NAME
Lingua::JA::Gairaigo::Fuzzy - variant spellings of foreign words in Japanese
SYNOPSIS
use utf8;
use Lingua::JA::Gairaigo::Fuzzy 'same_gairaigo';
my $x = 'メインフレーム';
my $y = 'メーンフレーム';
if (same_gairaigo ($x, $y)) {
print "$x and $y may be the same word.\n";
}
produces output
メインフレーム and メーンフレーム may be the same word.
(This example is included as synopsis.pl in the distribution.)
DESCRIPTION
Given two Japanese gairaigo words (katakana words), guess whether they are the same word. Japanese language is somewhat inconsistent in how it writes foreign loan words. For example "motor" can be モーター or モータ from the English "motor", or モートル from Dutch "motor". This module attempts to guess whether two loanwords refer to the same thing.
FUNCTIONS
same_gairaigo
my $same = same_gairaigo ('メイン', 'メーン');
This guesses whether the two words are the same. It catches things like addition and removal of "ー", "・", "ッ", mixing of elements such as "ティ", "テー", "テイ", and "テ", or combinations like "コウ" and "コー". If the two words appear to be the same, it returns a true value. If the two words appear not to be the same, it returns a false value.
As of 0.08, the exact checks this makes are not documented, so please view the source code to find out the details.
DEPENDENCIES
- Lingua::JA::Moji
-
"kana2romaji" in Lingua::JA::Moji is used to compute whether a particular word ends in one vowel or another.
- Text::Fuzzy
-
Text::Fuzzy is used to compare the two katakana words to see what similarities there may be between them.
HISTORY
This module started as a script to help with the checking of duplicate entries for the online Japanese dictionaries by Jim Breen, see http://www.edrdg.org.
Because this module is intended to deal with natural language, it does not guarantee to find a correct answer.

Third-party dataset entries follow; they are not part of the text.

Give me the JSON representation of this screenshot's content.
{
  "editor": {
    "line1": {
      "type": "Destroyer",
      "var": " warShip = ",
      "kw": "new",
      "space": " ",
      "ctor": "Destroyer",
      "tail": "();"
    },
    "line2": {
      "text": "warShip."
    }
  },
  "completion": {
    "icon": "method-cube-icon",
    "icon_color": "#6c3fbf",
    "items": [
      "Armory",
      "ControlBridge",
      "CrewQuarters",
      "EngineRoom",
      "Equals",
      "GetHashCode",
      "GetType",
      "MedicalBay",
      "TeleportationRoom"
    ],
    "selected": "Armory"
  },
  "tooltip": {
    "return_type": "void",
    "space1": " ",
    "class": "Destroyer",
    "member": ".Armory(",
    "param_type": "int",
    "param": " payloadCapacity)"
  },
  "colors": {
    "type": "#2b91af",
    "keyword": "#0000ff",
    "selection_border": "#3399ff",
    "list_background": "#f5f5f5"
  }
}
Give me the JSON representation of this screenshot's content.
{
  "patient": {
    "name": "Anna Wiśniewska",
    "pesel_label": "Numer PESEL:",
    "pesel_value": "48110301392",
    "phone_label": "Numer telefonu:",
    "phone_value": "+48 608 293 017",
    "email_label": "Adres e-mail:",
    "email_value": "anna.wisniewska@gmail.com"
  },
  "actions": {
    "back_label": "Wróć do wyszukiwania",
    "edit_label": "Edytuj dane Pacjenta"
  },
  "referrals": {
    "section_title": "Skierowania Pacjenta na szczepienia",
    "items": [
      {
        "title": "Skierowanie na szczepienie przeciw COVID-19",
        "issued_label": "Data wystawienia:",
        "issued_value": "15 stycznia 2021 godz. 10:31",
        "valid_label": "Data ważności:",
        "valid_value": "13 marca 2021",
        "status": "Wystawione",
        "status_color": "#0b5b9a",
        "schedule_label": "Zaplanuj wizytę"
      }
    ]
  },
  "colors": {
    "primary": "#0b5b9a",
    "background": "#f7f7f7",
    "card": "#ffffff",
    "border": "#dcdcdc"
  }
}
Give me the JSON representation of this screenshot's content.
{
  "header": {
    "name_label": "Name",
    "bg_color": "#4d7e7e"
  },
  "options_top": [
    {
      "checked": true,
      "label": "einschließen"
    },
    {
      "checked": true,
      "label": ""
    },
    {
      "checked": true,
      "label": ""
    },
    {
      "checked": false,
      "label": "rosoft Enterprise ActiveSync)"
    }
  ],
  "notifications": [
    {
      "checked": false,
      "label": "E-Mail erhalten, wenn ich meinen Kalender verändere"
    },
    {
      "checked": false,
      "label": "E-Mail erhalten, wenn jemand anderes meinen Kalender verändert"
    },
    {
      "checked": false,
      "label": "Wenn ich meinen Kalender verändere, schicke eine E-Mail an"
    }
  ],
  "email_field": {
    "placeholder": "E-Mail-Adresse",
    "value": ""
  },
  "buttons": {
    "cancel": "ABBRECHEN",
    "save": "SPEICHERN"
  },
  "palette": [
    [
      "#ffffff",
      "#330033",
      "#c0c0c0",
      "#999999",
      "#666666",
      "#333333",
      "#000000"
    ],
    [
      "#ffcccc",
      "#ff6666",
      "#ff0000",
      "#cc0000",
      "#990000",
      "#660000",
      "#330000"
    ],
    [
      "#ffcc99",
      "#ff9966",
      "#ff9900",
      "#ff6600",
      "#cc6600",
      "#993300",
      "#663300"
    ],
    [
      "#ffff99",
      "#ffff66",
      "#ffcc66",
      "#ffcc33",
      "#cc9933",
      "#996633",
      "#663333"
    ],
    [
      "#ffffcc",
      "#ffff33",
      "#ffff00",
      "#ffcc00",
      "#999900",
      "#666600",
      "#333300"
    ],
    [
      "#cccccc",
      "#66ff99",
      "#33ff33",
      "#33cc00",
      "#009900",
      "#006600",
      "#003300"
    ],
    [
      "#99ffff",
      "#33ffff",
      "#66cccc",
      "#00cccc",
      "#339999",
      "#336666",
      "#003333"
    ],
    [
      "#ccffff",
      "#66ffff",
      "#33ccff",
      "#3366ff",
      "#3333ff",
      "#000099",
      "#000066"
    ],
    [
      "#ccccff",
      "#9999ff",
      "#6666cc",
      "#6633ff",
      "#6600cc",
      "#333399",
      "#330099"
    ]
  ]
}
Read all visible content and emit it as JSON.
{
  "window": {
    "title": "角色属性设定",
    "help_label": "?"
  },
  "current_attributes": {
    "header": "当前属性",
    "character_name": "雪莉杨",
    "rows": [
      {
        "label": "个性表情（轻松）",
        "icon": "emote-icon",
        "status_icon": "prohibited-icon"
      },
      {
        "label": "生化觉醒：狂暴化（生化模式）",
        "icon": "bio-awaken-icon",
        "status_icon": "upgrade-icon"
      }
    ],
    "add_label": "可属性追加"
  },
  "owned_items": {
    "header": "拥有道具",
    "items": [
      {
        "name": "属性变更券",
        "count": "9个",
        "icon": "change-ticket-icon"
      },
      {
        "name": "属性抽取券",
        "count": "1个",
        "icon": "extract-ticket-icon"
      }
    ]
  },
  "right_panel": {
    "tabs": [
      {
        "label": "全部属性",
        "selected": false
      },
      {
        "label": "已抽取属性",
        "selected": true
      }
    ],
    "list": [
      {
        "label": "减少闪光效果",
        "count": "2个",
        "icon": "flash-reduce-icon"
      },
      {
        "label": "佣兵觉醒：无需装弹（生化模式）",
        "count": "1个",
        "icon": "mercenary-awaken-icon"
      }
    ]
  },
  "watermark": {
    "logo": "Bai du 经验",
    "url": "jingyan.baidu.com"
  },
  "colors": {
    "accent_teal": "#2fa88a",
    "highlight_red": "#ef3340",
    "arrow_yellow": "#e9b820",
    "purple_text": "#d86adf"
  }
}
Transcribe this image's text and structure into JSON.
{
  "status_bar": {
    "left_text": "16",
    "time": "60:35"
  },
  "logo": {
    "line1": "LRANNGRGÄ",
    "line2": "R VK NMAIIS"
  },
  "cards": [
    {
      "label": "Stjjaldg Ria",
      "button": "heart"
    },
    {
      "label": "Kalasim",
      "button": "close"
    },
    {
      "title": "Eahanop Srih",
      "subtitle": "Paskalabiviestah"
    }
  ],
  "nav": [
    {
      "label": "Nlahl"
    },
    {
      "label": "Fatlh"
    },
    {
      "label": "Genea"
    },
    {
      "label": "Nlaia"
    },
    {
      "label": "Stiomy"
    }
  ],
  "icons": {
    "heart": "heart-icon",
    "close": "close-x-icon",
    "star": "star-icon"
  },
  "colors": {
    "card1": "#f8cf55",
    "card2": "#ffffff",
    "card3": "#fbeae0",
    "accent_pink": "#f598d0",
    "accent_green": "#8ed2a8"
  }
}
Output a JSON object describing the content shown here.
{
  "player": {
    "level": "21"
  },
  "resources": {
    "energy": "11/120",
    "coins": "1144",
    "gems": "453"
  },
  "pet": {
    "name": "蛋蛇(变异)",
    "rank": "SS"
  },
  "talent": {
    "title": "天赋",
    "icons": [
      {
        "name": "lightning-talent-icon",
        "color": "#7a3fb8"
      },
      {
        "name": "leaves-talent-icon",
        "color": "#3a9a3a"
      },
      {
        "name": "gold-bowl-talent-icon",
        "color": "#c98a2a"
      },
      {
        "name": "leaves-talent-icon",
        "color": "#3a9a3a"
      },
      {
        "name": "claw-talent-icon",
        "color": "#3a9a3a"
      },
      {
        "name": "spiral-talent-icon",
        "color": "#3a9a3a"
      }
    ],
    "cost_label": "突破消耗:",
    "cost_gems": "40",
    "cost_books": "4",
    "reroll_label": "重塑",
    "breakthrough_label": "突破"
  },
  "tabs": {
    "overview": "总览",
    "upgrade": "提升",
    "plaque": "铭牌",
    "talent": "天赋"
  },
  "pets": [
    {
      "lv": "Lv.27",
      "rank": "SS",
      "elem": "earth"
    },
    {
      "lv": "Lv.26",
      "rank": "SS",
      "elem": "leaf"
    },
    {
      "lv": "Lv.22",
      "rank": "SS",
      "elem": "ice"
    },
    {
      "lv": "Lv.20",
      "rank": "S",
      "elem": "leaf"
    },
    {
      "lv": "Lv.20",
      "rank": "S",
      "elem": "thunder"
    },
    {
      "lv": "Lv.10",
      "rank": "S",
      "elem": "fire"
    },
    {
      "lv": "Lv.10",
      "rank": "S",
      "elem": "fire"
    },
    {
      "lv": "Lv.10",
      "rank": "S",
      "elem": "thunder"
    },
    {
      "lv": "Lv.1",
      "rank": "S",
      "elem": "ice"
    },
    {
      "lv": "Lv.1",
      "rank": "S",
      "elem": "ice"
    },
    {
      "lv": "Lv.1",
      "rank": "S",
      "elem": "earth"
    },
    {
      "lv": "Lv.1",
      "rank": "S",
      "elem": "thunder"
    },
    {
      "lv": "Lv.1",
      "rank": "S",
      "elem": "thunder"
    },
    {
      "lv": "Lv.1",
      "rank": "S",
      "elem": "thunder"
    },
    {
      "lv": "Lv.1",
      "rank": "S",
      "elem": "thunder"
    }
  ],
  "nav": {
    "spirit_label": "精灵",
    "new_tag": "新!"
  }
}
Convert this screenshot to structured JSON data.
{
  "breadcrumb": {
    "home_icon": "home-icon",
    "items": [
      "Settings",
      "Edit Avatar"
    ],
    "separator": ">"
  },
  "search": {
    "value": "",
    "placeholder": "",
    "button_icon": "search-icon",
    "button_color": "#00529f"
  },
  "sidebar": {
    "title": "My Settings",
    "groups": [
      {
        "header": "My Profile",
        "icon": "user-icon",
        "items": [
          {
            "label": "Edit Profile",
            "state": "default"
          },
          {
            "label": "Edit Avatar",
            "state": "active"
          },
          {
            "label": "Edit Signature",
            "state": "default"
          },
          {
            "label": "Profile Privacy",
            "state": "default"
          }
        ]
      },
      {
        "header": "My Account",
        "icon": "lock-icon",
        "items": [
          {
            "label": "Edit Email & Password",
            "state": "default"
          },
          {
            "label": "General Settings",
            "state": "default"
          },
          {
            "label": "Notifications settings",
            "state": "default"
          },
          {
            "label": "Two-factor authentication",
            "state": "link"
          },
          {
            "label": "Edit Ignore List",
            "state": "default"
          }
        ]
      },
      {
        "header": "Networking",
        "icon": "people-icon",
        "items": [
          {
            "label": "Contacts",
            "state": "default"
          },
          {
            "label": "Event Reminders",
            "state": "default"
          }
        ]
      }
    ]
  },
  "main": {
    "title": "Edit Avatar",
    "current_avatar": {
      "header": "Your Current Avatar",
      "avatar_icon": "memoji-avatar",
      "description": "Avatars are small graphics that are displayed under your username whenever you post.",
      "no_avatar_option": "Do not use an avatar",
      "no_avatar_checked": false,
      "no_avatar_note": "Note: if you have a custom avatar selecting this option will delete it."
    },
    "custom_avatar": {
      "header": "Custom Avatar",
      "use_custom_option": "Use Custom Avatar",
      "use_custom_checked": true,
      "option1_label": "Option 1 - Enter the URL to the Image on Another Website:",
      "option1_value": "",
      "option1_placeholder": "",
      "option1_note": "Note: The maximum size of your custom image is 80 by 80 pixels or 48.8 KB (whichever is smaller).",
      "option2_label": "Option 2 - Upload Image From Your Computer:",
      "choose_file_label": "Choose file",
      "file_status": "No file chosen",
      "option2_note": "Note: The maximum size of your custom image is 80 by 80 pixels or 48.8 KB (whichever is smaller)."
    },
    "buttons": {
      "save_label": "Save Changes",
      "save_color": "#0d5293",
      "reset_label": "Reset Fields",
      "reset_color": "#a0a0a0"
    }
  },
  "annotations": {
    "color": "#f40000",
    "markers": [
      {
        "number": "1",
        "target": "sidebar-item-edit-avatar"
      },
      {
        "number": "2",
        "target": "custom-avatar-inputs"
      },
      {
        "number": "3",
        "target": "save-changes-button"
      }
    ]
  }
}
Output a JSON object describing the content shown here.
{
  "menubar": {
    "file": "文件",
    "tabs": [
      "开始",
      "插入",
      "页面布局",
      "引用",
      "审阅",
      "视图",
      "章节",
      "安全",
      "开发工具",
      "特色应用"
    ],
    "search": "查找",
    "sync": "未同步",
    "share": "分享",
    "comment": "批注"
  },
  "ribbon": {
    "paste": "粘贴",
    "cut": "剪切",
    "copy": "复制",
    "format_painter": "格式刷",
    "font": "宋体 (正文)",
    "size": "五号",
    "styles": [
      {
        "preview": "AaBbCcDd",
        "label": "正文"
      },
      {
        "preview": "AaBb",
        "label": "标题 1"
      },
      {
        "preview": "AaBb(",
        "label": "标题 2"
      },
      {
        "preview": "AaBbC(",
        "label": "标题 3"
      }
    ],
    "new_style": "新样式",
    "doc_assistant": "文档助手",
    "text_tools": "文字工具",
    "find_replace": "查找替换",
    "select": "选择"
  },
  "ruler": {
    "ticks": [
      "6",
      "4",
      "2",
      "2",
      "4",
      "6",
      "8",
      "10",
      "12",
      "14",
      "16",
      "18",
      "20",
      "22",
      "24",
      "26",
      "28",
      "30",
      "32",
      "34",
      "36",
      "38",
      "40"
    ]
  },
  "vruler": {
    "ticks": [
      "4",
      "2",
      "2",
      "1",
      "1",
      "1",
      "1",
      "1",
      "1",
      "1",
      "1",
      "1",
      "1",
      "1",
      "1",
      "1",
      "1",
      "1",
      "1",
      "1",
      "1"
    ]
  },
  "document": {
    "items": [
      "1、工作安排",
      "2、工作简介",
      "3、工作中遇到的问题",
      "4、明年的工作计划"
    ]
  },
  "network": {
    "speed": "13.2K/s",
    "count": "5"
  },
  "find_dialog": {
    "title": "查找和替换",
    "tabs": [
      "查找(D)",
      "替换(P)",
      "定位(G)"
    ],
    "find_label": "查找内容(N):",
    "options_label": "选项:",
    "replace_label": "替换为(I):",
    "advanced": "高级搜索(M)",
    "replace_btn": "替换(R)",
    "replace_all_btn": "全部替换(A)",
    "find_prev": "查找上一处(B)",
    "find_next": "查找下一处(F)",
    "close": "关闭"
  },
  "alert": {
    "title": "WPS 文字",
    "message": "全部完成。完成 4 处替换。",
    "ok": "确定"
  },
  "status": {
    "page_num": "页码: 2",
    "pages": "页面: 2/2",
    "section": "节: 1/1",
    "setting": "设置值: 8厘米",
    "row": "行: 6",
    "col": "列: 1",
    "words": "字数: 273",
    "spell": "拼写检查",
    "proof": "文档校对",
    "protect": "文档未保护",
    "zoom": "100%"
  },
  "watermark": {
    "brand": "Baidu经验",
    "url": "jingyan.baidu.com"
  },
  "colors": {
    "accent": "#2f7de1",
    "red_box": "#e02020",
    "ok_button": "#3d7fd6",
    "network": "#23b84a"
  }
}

Bug reports containing test cases are very much appreciated.
AUTHOR
Ben Bullock, <bkb@cpan.org>
COPYRIGHT & LICENCE
This package and associated files are copyright (C) 2013-2017 Ben Bullock.
You can use, copy, modify and redistribute this package and associated files under the Perl Artistic Licence or the GNU General Public Licence.